Windhund, der -
1. großer Hund mit langem, schmalem Körper, schmalem Kopf, langem, kräftigem Schwanz und seidigem [langhaarigem] Fell
2. leichtsinniger, oberflächlicher, unzuverlässiger Mann (umgangssprachlich abwertend)
Synonyme - Leichtfuß, Luftikushttps://www.duden.de/rechtschreibung/Windhund
Leichtfuß, der -
leichtfertiger, leichtsinniger Mensch
Synonyme - (umgangssprachlich abwertend) Luftikus, Windhund; (umgangssprachlich scherzhaft) lockerer Zeisig; (salopp, oft scherzhaft) lockerer Vogel; (bayrisch, österreichisch umgangssprachlich) Hallodri; (ostmitteldeutsch) Schlenkerich; (veraltend abwertend) Windbeutel; (veraltend scherzhaft) Bruder Lustig/Leichtfuß/Liederlich; (veraltet) Holdriohttps://www.duden.de/rechtschreibung/Leichtfusz
Luftikus, der -
leichtsinniger, oberflächlicher, wenig zuverlässiger Mann
Synonyme - (umgangssprachlich abwertend) Windhund; (umgangssprachlich scherzhaft) Leichtfuß, lockerer Zeisig; (salopp, oft scherzhaft) lockerer Vogel; (bayrisch, österreichisch umgangssprachlich) Hallodri; (ostmitteldeutsch) Schlenkerich; (veraltend abwertend) Windbeutel; (veraltend scherzhaft) Bruder Lustig/Leichtfuß/Liederlich; (veraltet) Holdriohttps://www.duden.de/rechtschreibung/Luftikus
Windhund - 1. greyhound;
Afghanischer Windhund - Afghan hound
2. (ugs. abwertend) careless, unreliable sort (coll.)
Windhund - a: (Hund) greyhound; (= Afghanischer Windhund) Afghan (hound) b: (fig pej) rake
Windhund - greyhound; (fig.) harum-scarum
So far both the definitions and the translations seem to be pretty much all over the map.
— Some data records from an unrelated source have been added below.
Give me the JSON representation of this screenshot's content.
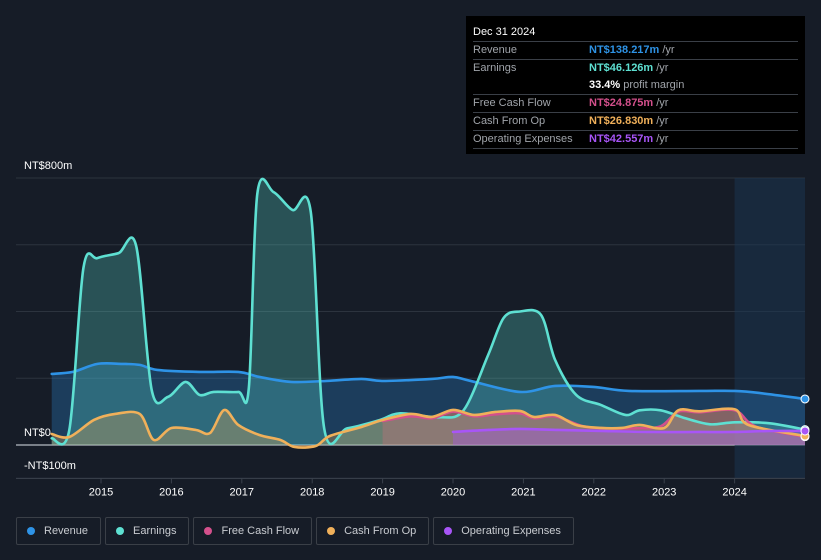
{
  "tooltip": {
    "date": "Dec 31 2024",
    "rows": [
      {
        "label": "Revenue",
        "value": "NT$138.217m",
        "unit": "/yr",
        "color": "#2e93e6"
      },
      {
        "label": "Earnings",
        "value": "NT$46.126m",
        "unit": "/yr",
        "color": "#5ee0d2"
      },
      {
        "label": "",
        "value": "33.4%",
        "unit": "profit margin",
        "color": "#ffffff"
      },
      {
        "label": "Free Cash Flow",
        "value": "NT$24.875m",
        "unit": "/yr",
        "color": "#d4508c"
      },
      {
        "label": "Cash From Op",
        "value": "NT$26.830m",
        "unit": "/yr",
        "color": "#f0b05a"
      },
      {
        "label": "Operating Expenses",
        "value": "NT$42.557m",
        "unit": "/yr",
        "color": "#a855f7"
      }
    ]
  },
  "chart_data": {
    "type": "area",
    "title": "",
    "xlabel": "",
    "ylabel": "",
    "y_tick_labels": [
      "NT$800m",
      "NT$0",
      "-NT$100m"
    ],
    "ylim": [
      -100,
      800
    ],
    "y_gridlines": [
      800,
      600,
      400,
      200,
      0,
      -100
    ],
    "x_tick_labels": [
      "2015",
      "2016",
      "2017",
      "2018",
      "2019",
      "2020",
      "2021",
      "2022",
      "2023",
      "2024"
    ],
    "xlim": [
      2014.3,
      2025.0
    ],
    "highlight_from": 2024.0,
    "grid": true,
    "legend_position": "bottom-left",
    "series": [
      {
        "name": "Revenue",
        "color": "#2e93e6",
        "x": [
          2014.3,
          2014.6,
          2014.95,
          2015.3,
          2015.55,
          2015.8,
          2016.4,
          2016.95,
          2017.25,
          2017.7,
          2018.2,
          2018.7,
          2019.0,
          2019.7,
          2020.0,
          2020.25,
          2020.95,
          2021.45,
          2022.0,
          2022.5,
          2023.5,
          2024.0,
          2024.35,
          2025.0
        ],
        "values": [
          213,
          219,
          243,
          243,
          240,
          225,
          219,
          219,
          204,
          189,
          192,
          198,
          192,
          198,
          204,
          192,
          159,
          177,
          174,
          162,
          162,
          162,
          156,
          138
        ]
      },
      {
        "name": "Earnings",
        "color": "#5ee0d2",
        "x": [
          2014.3,
          2014.55,
          2014.75,
          2014.95,
          2015.25,
          2015.5,
          2015.72,
          2015.95,
          2016.2,
          2016.4,
          2016.6,
          2016.95,
          2017.1,
          2017.22,
          2017.45,
          2017.72,
          2017.98,
          2018.17,
          2018.5,
          2018.95,
          2019.25,
          2019.8,
          2020.15,
          2020.5,
          2020.72,
          2020.95,
          2021.25,
          2021.45,
          2021.75,
          2022.1,
          2022.45,
          2022.65,
          2022.95,
          2023.3,
          2023.65,
          2024.0,
          2024.5,
          2025.0
        ],
        "values": [
          20,
          45,
          530,
          560,
          575,
          596,
          165,
          144,
          189,
          150,
          159,
          159,
          171,
          752,
          758,
          704,
          698,
          50,
          50,
          74,
          95,
          83,
          104,
          270,
          381,
          400,
          390,
          255,
          150,
          120,
          90,
          104,
          104,
          80,
          62,
          68,
          65,
          46
        ]
      },
      {
        "name": "Free Cash Flow",
        "color": "#d4508c",
        "x": [
          2019.0,
          2019.4,
          2019.7,
          2020.0,
          2020.3,
          2020.6,
          2020.95,
          2021.15,
          2021.45,
          2021.85,
          2022.2,
          2022.6,
          2022.95,
          2023.2,
          2023.5,
          2024.0,
          2024.3,
          2025.0
        ],
        "values": [
          72,
          86,
          80,
          100,
          86,
          92,
          95,
          80,
          86,
          56,
          50,
          50,
          56,
          100,
          98,
          104,
          55,
          25
        ]
      },
      {
        "name": "Cash From Op",
        "color": "#f0b05a",
        "x": [
          2014.3,
          2014.55,
          2014.9,
          2015.2,
          2015.55,
          2015.75,
          2016.0,
          2016.35,
          2016.55,
          2016.75,
          2016.95,
          2017.25,
          2017.55,
          2017.75,
          2018.05,
          2018.25,
          2018.7,
          2019.0,
          2019.4,
          2019.7,
          2020.0,
          2020.3,
          2020.6,
          2020.95,
          2021.15,
          2021.45,
          2021.75,
          2022.1,
          2022.4,
          2022.65,
          2023.0,
          2023.2,
          2023.5,
          2024.0,
          2024.2,
          2025.0
        ],
        "values": [
          33,
          24,
          75,
          93,
          93,
          15,
          51,
          45,
          36,
          105,
          60,
          30,
          15,
          -6,
          -3,
          27,
          54,
          75,
          93,
          84,
          105,
          90,
          99,
          102,
          84,
          90,
          60,
          51,
          51,
          60,
          51,
          104,
          101,
          107,
          60,
          27
        ]
      },
      {
        "name": "Operating Expenses",
        "color": "#a855f7",
        "x": [
          2020.0,
          2020.5,
          2020.95,
          2021.5,
          2022.1,
          2022.8,
          2023.5,
          2024.0,
          2024.5,
          2025.0
        ],
        "values": [
          39,
          45,
          48,
          45,
          42,
          39,
          39,
          39,
          42,
          42
        ]
      }
    ]
  },
  "legend": [
    {
      "label": "Revenue",
      "color": "#2e93e6"
    },
    {
      "label": "Earnings",
      "color": "#5ee0d2"
    },
    {
      "label": "Free Cash Flow",
      "color": "#d4508c"
    },
    {
      "label": "Cash From Op",
      "color": "#f0b05a"
    },
    {
      "label": "Operating Expenses",
      "color": "#a855f7"
    }
  ]
}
I've collected a few more sources; I don't know if anyone still has a Wahrig anywhere and if it might offer yet another angle on the German side.
I tried to just brainstorm on some of the aspects that seem to come into play. I don't think it actually got me anywhere, but for what it's worth ...
'Rake' is an old-fashioned (~18th-c.) term for a man about town, a Don Juan, Casablanca, roué, libertine; that is, a man who has sex with many women, but in a romantic or attractive way.
'Reprobate' is more just a scoundrel, bad guy, rogue, villain, crook; a man who cannot be trusted and who is inclined to break the law. 'Lowlife' and 'nogoodnik' are much more modern in a similar range, though somewhat milder. Stronger terms might be scumball, slimeball, jerk, ...
'Weasel' might also be in a similar general group, though to me it emphasizes more someone who weasels out of commitments, who is likely to betray or deceive others. Related adjectives might be unscrupulous, slippery, two-faced, double-dealing, or similar nouns might be a rat or a snake.
'Adventurer' in more recent usage may be more often positive: an adventurous person, explorer, discoverer. In more old-fashioned usage it was more negative, from a daredevil to a fortune hunter.
'Flighty' to my ears means fickle, frivolous, inconstant, and a little dim-witted or featherbrained, especially in an old-fashioned way that used to be thought of as typically feminine. (Cf. the aria 'La donna è mobile / qual piuma al vento.') Many actresses used to play this kind of wide-eyed dumb blonde role, from Marilyn Monroe to Goldie Hawn.
For a man, you could say he was irresolute or indecisive, naive, shallow, a lightweight, someone who wavers or dilly-dallies, who trifles with or makes light of serious subjects, who is wishy-washy, namby-pamby, scatterbrained, foolhardy, heedless, a dreamer, woolgatherer, slacker ... But none of those are quite the same; it may be that English has traditionally associated that kind of personality more with femininity.
'Cavalier' (adj.) could be close, but is probably more often used to describe a particular action than an entire person's character. To me it connotes being irresponsible in the sense of not taking something seriously enough, taking it too lightly or carelessly. You can be cavalier with, or have a cavalier disregard for, the truth, the law, or someone's feelings; you can brush something off or dismiss it in a cavalier or facile way.
'Harum-scarum' is old-fashioned for just a rascal, scamp, mischief-maker; to me it implies a certain boyishness and wouldn't be as typical of a grown man.
In many cases, the adjectives that correspond to the Duden definition just don't seem to have an obvious noun form that would typically be used of a man.
leichtsinnig - careless, reckless, negligent
oberflächlich - superficial, shallow
unzuverlässig - unreliable
The Oxford solution with a couple of adjectives may be as close as we can get, unless someone else has a flash of inspiration.